Literature Module

A module for searching and processing scientific literature from PubMed and arXiv, with functionality to download papers, extract content, and analyze metadata. There are various methods to extract information from papers. Currently we are reliant on the OpenAlex API for paper metadata. I would love to be able to use Pubmed API but currently I cannot get an API key.

Classes Overview

  • LitSearch: Search for papers across scientific databases
  • Paper: Download and process individual papers, extracting text, figures, and tables

LitSearch

The LitSearch class provides methods to search PubMed and arXiv databases.

Usage

from benchmate.literature.literature import LitSearch

# Initialize searcher (optional PubMed API key)
searcher = LitSearch(pubmed_api_key="your_api_key")  # API key optional

# Search PubMed
pubmed_ids = searcher.search(
    query="BRCA1 breast cancer",
    database="pubmed",
    results="id",     # Return PMIDs
    max_results=1000  # Max number of results to return
)

# Search with DOIs
dois = searcher.search(
    query="BRCA1 breast cancer", 
    database="pubmed",
    results="doi"     # Return DOIs instead of PMIDs
)

# Search arXiv
arxiv_ids = searcher.search(
    query="machine learning genomics",
    database="arxiv"
)

This search only returns the paper ids. You can sort your results by relevance or publication date. For other more advanced search you can pass them as free text into the query parameter.

Paper

The Paper class handles downloading and processing individual papers. All the paper information is stored in a python dataclass under the paper.info attribute.

Usage

from benchmate.literature.literature import Paper

# Initialize from PubMed ID
paper = Paper(
    paper_id="12345678",
    id_type="pubmed",
    citations=True,      # Get citation data
    references=True,     # Get reference data
    related_works=True   # Get related papers
)

# Initialize from arXiv ID 
paper = Paper(
    paper_id="2101.12345",
    id_type="arxiv"
)

# Initialize from local PDF file
paper = Paper(
    paper_id=None,
    filepath="/path/to/paper.pdf"
)

# If you use an arxiv or pubmed id the abstract and the paper title will be automatically extracted
print(paper.info.title)
print(paper.info.abstract)

# you can additional information about the paper via openalex

paper.search_info()
paper.get_references()
paper.get_cited_by()
paper.get_related_works()

These methods will modify the paper class in place. The paper_info dataclass stores all the relevant information about the paper. about the paper. Openalex provides a lot of information, including whether a paper is available via open access. If this is the case there will be a link to the PDF that is stored in the paper.info.pdf_link attribute.

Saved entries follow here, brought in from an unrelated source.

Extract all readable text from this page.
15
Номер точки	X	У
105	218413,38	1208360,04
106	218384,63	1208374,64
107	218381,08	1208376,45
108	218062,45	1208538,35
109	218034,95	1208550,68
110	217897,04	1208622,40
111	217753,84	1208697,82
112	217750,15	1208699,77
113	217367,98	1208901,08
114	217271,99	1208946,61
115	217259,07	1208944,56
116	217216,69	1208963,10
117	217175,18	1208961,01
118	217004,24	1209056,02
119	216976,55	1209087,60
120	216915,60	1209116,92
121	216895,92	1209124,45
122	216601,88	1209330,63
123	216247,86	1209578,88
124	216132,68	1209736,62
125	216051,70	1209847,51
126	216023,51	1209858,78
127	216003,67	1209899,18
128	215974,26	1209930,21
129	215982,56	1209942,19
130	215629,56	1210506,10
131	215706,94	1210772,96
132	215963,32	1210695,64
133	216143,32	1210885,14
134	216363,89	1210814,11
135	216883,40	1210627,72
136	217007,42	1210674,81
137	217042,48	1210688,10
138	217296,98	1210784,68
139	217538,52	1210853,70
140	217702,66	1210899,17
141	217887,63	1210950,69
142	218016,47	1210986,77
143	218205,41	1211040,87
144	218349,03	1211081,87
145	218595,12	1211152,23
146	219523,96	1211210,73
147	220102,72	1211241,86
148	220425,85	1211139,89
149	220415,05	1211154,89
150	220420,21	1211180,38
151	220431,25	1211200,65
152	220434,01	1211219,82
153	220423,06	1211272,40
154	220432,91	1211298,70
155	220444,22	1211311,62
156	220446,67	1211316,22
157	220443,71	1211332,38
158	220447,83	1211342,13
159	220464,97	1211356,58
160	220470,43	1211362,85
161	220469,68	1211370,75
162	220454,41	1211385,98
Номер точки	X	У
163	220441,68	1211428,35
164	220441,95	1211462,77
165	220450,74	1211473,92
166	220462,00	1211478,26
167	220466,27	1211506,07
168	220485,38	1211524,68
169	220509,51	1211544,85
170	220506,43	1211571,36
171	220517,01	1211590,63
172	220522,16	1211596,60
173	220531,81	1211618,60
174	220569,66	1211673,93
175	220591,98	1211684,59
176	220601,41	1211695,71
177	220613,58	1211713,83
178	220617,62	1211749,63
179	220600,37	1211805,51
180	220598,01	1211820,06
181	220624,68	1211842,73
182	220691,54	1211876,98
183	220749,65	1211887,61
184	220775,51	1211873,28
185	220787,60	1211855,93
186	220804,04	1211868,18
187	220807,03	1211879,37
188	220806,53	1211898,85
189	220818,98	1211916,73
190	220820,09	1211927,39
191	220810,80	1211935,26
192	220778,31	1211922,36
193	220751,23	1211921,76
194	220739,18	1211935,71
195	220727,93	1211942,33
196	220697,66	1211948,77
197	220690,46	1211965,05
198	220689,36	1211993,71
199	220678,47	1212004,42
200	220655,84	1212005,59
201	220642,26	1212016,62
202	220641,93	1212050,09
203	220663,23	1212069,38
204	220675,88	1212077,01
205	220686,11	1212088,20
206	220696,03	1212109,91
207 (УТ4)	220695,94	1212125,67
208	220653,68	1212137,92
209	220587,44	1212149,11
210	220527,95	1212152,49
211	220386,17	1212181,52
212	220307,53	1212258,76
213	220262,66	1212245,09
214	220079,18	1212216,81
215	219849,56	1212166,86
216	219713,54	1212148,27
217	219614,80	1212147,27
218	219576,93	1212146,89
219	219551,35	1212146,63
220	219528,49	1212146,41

To download the PDF to a location of your choice, you can use the download_pdf method.

paper.download(destination="/path/to/destination")

After the PDF is downloaded you can process the paper using the process method. This will extract the full text, figures, and tables from the PDF. The PDF is processed page by page and the text is extracted using tessaract. The figures and tables are converted to pillow.PIL.Image objects. These images are then interpreted individually using a vision language model to provide free text context.

The embeddings for the whole abstract are generated a model of your choosing. The whole text of the paper is semantically chunked into different bits, and these are also passed to the embedding model. The embeddings for the images and their VL model interpretations are also generated. This provides very extensive processing of the paper for a lot of different search and comparison options. These will be used in the knowledgebase module.

all of this can be done in one line of code.

paper.process(filepath="/path/to/paper.pdf", embed_images=True, embed_text=True, 
              embed_interatations=True, **kwargs)

Keep in mind that all you need is an id and where that id comes from (Pubmed or arxiv). Any of the ids that are returned from the APIs module are immediately usable as a paper class instance.

Additionally, references, cited_by, and related works themselves are also a simple list of paper class instances. All the methods above can be used on these lists as well.

Next Steps

Within the literature.utils module there are a couple of functions to determine whether a paper is relevant to a given project. These will likely move to the project module in the future. The process function is very computationally expensive this means we want to be conservative about which papers we process. We will be providing more instructions and documentation about this in the project metaclass documentation.